Ligation failure? I ran some on a gel - (May/03/2014 )
I got no colonies after transforming some ligations.
I ran some of the ligations on a gel to see what they looked like. I've never done that before, so I'm not really sure what a successful ligation looks like.
The ladder is NEB 1 kb and the final lane is undigested vector. The lanes with bright spots had oligos and those without didn't (a control; didn't want colonies from that sample in any case!). It all looks like it's still linearised to me.
Its almost never worthwhile running a ligation on a gel - if you have checked all the components, then there shouldn't be too much of a problem (unless the ligase or buffer is off), the amounts you should be using for your ligation will often preclude being able to visualize it on a gel properly.
Having said that, what size is the insert and how big is the unligated vector? If you ran some unligated on the gel, that would help diagnose the issue. Undigested vector isn't much help as this should often be mostly supercoiled and will run at odd sizes, though it may well contain some linearized or circular vector too.
The vector is 9.2 kb and the insert is about 30 bp. The quantity of vector was ~70 ng per ligation. I think the insert was too far in excess but the ligation ran two days at 15 C (16 C is optimal but we have a 15 C fridge for eggs). To me it all looks linear (it's the same as my linearised plasmid shown in the image below). I'm not sure why the third lane band is higher (maybe a well deformity?).

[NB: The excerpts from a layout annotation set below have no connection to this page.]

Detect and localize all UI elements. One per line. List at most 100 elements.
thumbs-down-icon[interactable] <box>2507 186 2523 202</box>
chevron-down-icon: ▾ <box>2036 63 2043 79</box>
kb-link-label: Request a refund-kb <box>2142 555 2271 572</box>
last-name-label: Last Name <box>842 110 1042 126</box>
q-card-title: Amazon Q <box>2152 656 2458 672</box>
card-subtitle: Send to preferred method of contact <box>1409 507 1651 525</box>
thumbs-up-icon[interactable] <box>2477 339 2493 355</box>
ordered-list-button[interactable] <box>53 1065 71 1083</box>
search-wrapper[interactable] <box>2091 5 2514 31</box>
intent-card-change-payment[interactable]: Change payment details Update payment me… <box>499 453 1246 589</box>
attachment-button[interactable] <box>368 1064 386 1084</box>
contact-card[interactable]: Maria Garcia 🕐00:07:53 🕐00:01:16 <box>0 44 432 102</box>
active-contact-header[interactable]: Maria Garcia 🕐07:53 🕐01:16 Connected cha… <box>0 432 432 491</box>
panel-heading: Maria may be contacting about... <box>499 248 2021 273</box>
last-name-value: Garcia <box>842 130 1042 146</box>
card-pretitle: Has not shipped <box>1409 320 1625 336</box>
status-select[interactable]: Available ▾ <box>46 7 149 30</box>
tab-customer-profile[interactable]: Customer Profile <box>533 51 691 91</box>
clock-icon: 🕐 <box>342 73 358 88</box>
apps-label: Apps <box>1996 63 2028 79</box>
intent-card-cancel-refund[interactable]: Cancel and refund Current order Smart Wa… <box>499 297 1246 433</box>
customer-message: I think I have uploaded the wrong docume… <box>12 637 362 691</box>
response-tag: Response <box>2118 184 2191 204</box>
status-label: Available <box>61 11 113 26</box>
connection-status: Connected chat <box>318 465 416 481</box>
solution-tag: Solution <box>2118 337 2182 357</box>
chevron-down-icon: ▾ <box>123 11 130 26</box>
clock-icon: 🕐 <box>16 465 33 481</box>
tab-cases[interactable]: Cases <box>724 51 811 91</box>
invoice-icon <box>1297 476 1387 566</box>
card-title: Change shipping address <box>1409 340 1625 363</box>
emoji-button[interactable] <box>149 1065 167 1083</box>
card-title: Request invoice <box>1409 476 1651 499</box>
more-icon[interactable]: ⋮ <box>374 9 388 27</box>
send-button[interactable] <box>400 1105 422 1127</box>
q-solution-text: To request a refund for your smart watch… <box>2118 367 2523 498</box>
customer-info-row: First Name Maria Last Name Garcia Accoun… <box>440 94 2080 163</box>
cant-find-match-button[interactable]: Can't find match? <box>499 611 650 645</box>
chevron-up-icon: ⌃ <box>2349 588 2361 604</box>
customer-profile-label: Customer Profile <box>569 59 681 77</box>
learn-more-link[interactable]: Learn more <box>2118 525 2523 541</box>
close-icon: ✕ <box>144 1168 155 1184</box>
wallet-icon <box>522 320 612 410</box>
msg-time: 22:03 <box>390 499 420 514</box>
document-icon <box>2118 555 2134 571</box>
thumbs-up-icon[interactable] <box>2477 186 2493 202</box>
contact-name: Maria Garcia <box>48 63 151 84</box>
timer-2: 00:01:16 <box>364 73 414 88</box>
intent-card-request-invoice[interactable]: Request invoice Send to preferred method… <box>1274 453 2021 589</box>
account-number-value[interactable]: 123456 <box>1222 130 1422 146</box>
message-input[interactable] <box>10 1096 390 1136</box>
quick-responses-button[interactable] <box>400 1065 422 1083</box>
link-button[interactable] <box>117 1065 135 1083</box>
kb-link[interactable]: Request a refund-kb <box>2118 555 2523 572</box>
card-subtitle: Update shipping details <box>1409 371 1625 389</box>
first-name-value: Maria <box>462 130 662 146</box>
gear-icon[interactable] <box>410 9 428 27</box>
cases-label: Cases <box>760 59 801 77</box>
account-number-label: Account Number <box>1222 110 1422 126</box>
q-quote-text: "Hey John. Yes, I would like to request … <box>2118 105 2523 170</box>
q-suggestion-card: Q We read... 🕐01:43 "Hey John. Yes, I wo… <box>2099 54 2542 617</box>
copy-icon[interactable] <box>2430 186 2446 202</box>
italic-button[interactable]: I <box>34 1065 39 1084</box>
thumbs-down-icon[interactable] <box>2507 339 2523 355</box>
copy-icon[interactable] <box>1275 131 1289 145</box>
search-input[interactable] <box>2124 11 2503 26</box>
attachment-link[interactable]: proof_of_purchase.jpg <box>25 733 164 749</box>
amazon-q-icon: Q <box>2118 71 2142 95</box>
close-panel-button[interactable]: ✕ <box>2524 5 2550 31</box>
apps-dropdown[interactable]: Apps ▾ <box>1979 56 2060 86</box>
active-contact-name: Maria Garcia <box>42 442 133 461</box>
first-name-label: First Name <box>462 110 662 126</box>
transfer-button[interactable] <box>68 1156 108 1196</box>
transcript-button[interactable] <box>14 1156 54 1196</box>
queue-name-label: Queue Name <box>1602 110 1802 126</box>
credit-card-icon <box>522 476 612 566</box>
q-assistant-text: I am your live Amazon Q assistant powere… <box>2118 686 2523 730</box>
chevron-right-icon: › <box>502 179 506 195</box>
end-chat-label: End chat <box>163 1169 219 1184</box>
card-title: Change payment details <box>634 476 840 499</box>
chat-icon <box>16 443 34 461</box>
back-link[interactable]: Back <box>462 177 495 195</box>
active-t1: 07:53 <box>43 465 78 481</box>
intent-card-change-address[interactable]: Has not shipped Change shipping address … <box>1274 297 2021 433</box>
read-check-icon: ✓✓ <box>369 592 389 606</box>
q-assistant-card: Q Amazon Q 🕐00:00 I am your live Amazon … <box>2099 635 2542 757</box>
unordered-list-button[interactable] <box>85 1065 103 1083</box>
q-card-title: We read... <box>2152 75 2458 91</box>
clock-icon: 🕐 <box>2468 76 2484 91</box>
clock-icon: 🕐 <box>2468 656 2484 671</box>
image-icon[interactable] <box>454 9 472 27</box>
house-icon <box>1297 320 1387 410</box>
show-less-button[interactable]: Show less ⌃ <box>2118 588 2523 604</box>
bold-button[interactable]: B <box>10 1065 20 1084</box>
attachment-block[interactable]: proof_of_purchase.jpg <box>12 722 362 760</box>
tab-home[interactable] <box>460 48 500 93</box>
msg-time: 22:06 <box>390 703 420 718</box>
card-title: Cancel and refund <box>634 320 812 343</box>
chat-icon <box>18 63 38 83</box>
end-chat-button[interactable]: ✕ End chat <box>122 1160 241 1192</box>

I'm using NEB T4 ligase. According to NEB I can carry out the ligation in 10 minutes at room temperature, or overnight at 16 C. I don't think the give any indication of the comparative efficiency of ligations for different durations or temperatures. I'd rather like it to be done in 10 minutes.
You will never see a 30 bp band shift on a 9.2kbp plasmid on a gel. Can you explain in more detail how you are planning to ligate this? You'll need a pair of complementary oligos, annealed, and 5' phosphorylated if you are trying to ligate them. You'll need a very dilute version of this annealed oligo, since you need roughly equimolar amounts, and the sizes differ dramatically. Ligations, if they are going to work, will likely work in 5 minutes, so two days is just a waste. Finally, almost all "ligation" problems (assuming the DNA is good) are really competent cell problems.
I was hoping to see a shift due to the circulation of the DNA rather than the 30 kb addition. The oligos are not phosphorylated but the vector should be so that can't be it, right? This time I diluted the oligos 125 times more and I'm hoping that will be the solution. I didn't realise that they sequester the ligase. It's also very useful to know that a ligation can be trusted to occur so quickly (thanks!) although at the moment I'm juggling so much stuff that I'm still inclined to the tubes at 16 C until it's convenient.
In case anyone else is interested, most of the way down this page appears to be a good explanation of the effects of temperature and time on ligation and why it might be done at a lower temperature and how that the necessitates longer incubation (I had mistakenly assumed that the enzyme was unstable/degraded quickly at room temperature): http://www.protocol-online.org/biology-forums/posts/37153.html
Could the prolonged incubation at 16 C possibly be detrimental? My transformations yielded no colonies again. I've been using aliquots of buffer which have been stored at -20 C. Perhaps I should discard them and prepare fresh aliquots from the buffer which was supplied with my recent ligase purchase? Am I clutching at straws?
If you are annealing and then digesting the oligos, then they don't need to be phosphorylated; on the other hand, if you are generating the overlap by annealing, then they do need to be phosphorylated - otherwise they won't ligate.